A factory has a total of three manufacturing units, $M_1, M_2$, and $M_3$, which produce bulbs independent of each other. The units $M_1, M_2$, and $M_3$ produce bulbs in the proportions of $2: 2: 1$, respectively. It is known that $20 \%$ of the bulbs produced in the factory are defective. It is also known that, of all the bulbs produced by $M_1, 15 \%$ are defective. Suppose that, if a randomly chosen bulb produced in the factory is found to be defective, the probability that it was produced by $M_2$ is $\frac{2}{5}$.
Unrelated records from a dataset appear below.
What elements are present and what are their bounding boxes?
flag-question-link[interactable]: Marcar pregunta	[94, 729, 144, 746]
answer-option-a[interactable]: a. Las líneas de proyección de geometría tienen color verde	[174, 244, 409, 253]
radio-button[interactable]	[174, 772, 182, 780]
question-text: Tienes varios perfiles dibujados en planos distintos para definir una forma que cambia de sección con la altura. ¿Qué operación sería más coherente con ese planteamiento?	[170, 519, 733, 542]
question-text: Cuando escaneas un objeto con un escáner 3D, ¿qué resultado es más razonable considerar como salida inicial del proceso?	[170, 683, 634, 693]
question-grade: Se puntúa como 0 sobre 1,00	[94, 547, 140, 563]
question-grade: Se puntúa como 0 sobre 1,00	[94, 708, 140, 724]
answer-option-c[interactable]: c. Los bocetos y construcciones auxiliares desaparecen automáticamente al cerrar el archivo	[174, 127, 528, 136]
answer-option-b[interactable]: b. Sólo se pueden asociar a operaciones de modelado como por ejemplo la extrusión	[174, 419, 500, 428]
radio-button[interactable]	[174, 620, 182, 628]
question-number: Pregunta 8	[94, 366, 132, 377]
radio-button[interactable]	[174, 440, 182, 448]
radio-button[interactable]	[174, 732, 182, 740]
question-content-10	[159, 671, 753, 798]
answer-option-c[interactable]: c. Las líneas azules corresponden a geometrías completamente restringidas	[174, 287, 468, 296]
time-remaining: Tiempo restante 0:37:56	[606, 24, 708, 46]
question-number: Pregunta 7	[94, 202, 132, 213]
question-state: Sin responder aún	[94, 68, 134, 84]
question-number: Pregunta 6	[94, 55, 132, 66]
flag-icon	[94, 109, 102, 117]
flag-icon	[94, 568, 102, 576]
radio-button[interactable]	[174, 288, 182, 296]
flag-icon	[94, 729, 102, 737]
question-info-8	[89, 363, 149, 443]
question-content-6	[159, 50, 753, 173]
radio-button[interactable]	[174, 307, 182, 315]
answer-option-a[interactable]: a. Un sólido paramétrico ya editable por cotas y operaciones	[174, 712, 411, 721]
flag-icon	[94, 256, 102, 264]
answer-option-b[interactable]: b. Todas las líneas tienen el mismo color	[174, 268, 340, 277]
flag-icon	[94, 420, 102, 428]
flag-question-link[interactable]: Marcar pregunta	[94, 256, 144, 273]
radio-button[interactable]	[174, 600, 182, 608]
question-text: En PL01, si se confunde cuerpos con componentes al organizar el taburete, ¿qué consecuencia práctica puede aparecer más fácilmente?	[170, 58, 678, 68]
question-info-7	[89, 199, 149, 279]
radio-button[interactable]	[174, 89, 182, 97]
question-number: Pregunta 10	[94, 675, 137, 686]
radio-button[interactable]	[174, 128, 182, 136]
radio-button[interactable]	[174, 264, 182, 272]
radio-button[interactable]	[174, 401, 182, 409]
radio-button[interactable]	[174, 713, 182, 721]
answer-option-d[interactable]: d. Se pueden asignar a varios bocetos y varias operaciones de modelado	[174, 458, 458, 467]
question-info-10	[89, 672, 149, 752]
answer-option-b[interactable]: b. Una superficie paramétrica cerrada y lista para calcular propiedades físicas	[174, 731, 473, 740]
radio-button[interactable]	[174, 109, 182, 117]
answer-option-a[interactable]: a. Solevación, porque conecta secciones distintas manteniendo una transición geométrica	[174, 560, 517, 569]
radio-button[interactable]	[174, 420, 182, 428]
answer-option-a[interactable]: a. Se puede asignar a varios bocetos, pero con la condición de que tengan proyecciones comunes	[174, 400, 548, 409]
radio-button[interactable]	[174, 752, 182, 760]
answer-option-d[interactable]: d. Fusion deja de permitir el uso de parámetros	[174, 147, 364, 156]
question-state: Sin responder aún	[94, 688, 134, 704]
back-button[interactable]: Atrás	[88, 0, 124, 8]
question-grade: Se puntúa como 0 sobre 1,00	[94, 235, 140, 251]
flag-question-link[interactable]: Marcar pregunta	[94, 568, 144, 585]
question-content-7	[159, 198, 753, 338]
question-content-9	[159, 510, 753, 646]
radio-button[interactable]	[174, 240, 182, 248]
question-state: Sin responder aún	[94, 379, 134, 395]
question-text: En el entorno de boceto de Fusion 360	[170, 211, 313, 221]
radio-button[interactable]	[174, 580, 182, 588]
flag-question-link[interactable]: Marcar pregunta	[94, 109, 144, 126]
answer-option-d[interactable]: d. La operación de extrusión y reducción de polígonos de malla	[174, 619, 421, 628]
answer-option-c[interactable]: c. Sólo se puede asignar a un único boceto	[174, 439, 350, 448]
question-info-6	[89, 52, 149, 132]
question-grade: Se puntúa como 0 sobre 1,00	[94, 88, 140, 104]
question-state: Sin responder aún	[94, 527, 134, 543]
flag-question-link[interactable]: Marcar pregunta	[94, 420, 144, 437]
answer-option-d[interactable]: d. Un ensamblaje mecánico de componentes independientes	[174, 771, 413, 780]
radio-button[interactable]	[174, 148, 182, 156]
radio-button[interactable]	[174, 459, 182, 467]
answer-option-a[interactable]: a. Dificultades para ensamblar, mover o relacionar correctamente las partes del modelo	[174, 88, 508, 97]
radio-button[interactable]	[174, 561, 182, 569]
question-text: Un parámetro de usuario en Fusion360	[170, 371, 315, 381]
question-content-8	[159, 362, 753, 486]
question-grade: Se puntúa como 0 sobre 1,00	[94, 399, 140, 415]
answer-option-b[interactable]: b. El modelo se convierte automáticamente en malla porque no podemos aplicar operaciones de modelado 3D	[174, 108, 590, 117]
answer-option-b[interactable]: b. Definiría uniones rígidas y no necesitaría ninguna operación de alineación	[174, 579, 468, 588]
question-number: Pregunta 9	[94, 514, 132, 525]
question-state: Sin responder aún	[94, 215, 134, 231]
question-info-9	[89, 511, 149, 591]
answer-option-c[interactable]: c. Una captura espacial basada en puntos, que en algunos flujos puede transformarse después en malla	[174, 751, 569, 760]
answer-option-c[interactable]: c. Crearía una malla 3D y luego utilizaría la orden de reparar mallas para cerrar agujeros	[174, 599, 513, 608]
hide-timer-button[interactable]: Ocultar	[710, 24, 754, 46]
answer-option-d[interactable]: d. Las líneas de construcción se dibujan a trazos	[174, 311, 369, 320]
If a bulb is chosen randomly from the bulbs produced by $M_3$, then the probability that it is defective is __________.
Consider the vectors
$$ \vec{x}=\hat{\imath}+2 \hat{\jmath}+3 \hat{k}, \quad \vec{y}=2 \hat{\imath}+3 \hat{\jmath}+\hat{k}, \quad \text { and } \quad \vec{z}=3 \hat{\imath}+\hat{\jmath}+2 \hat{k} $$
For two distinct positive real numbers $\alpha$ and $\beta$, define
$$ \vec{X}=\alpha \vec{x}+\beta \vec{y}-\vec{z}, \quad \vec{Y}=\alpha \vec{y}+\beta \vec{z}-\vec{x}, \quad \text { and } \quad \vec{Z}=\alpha \vec{z}+\beta \vec{x}-\vec{y} . $$
If the vectors $\vec{X}, \vec{Y}$, and $\vec{Z}$ lie in a plane, then the value of $\alpha+\beta-3$ is ____________.
For a non-zero complex number $z$, let $\arg (z)$ denote the principal argument of $z$, with $-\pi<\arg (z) \leq \pi$. Let $\omega$ be the cube root of unity for which $0<\arg (\omega)<\pi$. Let
$$ \alpha=\arg \left(\sum\limits_{n=1}^{2025}(-\omega)^n\right) $$
Then the value of $\frac{3 \alpha}{\pi}$ is ________________.
Let $\mathbb{R}$ denote the set of all real numbers. Let $f: \mathbb{R} \rightarrow \mathbb{R}$ and $g: \mathbb{R} \rightarrow(0,4)$ be functions defined by
$$ f(x)=\log _e\left(x^2+2 x+4\right), \text { and } g(x)=\frac{4}{1+e^{-2 x}} $$
Define the composite function $f \circ g^{-1}$ by $\left(f \circ g^{-1}\right)(x)=f\left(g^{-1}(x)\right)$, where $g^{-1}$ is the inverse of the function $g$.
Then the value of the derivative of the composite function $f \circ g^{-1}$ at $x=2$ is ________________.